Scraping

Scraping a web page involves converting it into the internal data structure that Alfa can work on. This process requires rendering the page in a browser. In automated tests this is usually done using browser automation and headless browsers.

The precise steps needed for scraping thus on the specific browser automation used. Several packages are provided for integrating with common browser automations.

We previously covered how to scrape with browser automation tools. Now let's go over alternative solutions if you do not have one of the supported frameworks already set up in your project.

Standalone scraper

The @siteimprove/alfa-scraper package provides a standalone solution that uses Puppeteer internally. It might be a better fit for projects that do not already have browser automation and end-to-end tests in place.
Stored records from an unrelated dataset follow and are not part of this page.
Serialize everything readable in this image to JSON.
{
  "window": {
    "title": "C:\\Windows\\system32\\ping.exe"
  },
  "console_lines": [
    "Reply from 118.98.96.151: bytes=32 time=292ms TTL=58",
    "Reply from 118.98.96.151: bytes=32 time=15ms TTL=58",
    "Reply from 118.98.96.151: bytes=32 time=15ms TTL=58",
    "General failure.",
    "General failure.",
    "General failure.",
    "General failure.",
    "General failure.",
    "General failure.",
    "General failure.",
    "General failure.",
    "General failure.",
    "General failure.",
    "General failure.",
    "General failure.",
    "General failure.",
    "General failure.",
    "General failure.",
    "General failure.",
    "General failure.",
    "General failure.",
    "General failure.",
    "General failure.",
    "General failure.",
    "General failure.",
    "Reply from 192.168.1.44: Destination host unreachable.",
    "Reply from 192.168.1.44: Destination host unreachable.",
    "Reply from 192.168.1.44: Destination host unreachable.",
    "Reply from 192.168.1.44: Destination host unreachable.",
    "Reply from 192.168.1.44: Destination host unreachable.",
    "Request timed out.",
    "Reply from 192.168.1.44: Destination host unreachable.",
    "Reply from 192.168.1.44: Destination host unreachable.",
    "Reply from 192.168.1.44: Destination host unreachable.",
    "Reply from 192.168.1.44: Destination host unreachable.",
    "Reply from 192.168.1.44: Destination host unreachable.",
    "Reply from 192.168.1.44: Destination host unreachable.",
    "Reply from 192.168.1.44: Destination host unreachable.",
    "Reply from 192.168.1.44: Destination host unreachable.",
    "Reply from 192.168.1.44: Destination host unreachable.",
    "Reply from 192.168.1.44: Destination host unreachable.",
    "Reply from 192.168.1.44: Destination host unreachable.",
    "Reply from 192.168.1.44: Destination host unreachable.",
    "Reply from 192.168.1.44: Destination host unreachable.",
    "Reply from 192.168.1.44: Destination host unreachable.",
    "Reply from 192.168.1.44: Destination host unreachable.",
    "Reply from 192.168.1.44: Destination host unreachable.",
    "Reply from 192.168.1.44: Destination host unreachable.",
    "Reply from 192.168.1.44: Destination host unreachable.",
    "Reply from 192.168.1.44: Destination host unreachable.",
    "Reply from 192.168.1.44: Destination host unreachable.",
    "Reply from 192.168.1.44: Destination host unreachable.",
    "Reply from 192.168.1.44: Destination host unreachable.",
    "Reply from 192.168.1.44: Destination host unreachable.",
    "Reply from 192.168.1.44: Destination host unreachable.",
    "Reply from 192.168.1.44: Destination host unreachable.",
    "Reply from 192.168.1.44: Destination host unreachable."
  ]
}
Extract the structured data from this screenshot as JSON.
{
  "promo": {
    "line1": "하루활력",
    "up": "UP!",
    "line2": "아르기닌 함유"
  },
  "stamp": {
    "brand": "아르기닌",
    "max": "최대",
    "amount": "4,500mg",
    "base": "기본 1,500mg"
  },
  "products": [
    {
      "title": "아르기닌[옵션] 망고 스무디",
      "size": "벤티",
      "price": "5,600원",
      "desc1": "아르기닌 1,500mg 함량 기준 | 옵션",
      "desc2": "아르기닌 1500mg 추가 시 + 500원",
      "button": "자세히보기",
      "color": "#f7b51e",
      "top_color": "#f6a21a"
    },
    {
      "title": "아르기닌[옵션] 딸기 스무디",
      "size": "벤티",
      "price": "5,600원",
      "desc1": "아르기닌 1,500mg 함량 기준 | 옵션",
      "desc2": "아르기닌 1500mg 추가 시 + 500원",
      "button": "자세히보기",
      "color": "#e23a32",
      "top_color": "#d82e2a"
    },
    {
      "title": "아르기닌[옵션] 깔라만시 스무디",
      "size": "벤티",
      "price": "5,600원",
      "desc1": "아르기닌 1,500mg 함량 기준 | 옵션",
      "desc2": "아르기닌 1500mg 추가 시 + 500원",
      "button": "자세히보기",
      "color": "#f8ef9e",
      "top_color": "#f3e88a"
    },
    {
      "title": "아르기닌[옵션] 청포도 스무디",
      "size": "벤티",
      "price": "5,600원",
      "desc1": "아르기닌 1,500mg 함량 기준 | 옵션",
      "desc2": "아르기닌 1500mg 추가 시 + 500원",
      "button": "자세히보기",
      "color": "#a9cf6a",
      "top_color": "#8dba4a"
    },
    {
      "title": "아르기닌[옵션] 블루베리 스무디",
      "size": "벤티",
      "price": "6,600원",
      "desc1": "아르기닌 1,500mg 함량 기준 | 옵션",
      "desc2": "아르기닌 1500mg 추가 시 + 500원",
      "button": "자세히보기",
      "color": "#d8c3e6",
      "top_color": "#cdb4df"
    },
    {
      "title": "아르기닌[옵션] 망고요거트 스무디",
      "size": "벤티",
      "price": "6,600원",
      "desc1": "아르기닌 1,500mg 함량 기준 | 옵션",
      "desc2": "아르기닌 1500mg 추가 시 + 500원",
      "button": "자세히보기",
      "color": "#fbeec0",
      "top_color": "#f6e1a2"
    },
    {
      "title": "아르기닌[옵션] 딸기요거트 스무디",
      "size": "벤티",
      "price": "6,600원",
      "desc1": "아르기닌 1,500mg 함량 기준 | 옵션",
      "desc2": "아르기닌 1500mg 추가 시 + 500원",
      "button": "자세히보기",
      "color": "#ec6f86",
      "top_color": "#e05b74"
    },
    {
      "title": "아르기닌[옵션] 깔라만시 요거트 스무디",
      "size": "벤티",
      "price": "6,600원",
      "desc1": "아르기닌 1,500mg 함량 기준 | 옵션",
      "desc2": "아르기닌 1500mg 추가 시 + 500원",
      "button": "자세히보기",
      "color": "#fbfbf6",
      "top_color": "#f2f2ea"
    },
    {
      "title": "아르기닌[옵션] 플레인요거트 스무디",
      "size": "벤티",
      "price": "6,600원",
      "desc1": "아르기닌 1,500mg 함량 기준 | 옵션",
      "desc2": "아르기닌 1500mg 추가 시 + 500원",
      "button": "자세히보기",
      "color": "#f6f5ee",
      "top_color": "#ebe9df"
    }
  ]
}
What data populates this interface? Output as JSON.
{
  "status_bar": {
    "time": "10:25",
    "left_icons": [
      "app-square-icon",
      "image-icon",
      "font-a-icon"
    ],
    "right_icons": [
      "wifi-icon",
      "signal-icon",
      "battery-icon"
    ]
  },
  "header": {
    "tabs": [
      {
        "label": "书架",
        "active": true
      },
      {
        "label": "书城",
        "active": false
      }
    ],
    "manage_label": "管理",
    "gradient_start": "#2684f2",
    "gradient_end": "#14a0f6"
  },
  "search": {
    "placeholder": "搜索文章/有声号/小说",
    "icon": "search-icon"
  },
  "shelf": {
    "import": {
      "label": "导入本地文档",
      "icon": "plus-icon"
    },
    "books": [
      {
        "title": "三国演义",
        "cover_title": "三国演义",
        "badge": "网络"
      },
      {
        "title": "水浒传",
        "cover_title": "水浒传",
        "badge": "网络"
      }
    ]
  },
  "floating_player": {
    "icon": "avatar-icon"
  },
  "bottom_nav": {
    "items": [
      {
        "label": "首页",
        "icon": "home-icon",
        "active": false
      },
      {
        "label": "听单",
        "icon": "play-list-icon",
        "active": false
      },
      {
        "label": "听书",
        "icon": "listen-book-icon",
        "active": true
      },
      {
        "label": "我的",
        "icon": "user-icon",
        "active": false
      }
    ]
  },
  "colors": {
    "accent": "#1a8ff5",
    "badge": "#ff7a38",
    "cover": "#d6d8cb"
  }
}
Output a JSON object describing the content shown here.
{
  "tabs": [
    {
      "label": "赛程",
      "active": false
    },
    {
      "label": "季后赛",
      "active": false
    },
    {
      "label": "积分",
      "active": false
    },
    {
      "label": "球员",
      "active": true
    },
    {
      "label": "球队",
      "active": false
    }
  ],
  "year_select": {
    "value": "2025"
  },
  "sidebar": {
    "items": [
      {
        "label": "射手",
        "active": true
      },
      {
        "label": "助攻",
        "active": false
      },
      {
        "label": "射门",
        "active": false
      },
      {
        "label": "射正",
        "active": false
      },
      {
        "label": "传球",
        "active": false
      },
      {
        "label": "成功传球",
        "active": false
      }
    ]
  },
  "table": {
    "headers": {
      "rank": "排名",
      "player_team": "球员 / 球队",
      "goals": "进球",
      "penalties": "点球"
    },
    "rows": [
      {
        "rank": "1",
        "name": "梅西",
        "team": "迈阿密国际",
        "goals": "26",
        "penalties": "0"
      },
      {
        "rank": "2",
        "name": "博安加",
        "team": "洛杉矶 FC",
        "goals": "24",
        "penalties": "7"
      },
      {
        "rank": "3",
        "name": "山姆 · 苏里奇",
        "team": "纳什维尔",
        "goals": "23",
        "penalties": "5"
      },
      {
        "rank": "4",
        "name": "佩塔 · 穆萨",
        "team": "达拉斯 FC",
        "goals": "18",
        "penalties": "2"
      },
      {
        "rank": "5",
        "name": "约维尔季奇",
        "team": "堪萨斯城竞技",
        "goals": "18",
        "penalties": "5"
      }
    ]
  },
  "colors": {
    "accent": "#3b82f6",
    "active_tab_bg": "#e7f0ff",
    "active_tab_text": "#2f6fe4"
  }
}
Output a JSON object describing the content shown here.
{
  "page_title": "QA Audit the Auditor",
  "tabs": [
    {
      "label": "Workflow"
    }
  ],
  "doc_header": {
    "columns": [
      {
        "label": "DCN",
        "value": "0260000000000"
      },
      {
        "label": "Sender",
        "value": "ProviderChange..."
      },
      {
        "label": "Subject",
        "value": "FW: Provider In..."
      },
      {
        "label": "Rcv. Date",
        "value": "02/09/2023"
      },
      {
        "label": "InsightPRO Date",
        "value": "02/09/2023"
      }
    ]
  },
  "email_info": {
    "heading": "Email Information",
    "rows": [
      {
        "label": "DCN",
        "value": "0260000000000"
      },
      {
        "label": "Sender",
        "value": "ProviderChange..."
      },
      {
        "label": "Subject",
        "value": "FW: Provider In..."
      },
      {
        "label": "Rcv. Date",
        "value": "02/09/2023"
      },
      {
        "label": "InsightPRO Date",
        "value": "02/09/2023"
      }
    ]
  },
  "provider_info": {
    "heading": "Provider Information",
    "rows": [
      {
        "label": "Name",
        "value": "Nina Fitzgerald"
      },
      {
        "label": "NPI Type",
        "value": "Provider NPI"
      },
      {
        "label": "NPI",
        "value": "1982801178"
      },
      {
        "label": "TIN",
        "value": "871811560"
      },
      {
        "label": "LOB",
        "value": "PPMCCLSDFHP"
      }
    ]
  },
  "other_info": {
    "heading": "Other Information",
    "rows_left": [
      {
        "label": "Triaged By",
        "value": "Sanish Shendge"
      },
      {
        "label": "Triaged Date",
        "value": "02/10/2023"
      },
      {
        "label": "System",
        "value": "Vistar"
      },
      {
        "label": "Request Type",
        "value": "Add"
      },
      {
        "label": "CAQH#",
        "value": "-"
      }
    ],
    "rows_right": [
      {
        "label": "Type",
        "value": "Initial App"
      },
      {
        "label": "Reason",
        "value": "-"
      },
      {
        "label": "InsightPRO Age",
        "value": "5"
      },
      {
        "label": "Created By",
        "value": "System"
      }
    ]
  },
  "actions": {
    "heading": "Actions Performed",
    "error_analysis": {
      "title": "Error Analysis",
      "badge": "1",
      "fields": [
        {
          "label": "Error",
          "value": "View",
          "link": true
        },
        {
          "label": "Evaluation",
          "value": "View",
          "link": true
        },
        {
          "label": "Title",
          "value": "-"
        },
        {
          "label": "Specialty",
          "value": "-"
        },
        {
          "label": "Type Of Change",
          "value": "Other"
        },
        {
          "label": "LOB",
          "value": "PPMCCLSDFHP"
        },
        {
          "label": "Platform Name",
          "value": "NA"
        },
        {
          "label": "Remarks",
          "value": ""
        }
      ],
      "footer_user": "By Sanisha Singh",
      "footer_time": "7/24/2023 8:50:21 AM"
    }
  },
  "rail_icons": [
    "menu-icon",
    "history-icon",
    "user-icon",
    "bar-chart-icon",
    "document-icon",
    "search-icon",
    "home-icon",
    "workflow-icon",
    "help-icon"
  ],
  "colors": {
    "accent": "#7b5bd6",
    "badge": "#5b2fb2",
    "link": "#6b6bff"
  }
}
Install the @siteimprove/alfa-scraper package:

npm install --save-dev @siteimprove/alfa-scraper

Then, point the scraper at a live page. This may require setting up a local server for it or using Node's url.pathToFileURL to point at a local file:

import { Scraper } from "@siteimprove/alfa-scraper";

const alfaPage = await Scraper.of()
  .scrape("http://localhost:8080")
  .then((result) => result.getUnsafe("Could not scrape page"));
  

Command line scraper

The @siteimprove/alfa-cli package provides a scraper that can be used from the command line, using Puppeteer internally. The resulting scrape must be saved to a local file and then loaded into a page. Therefore, it may not be the best option for automated tests but can be useful for quick iteration and experimentation.

Install the @siteimprove/alfa-cli and @siteimprove/alfa-web packages:

npm install --save-dev @siteimprove/alfa-cli @siteimprove/alfa-web

Scrape and save a page:

npm run alfa scrape -o page.json http://localhost:8080

(use alfa scrape --help for more options)

Then load the page into an Alfa object:

import fs from "node:fs";
import path from "node:path";
import { Page } from "@siteimprove/alfa-web";

const file = "page.json";
const alfaPage = Page.from(
  JSON.parse(fs.readFileSync(path.join(".", file), "utf-8"))
).getUnsafe("Could not parse the page");

Generic integration

The @siteimprove/alfa-dom/native package provides a Native.fromNode function that can convert any document object into an Alfa document (and page). Notably, it can be used inside an actual browser, as part of a script or extension, or injected into a headless browser by whichever means the browser automation tool provides.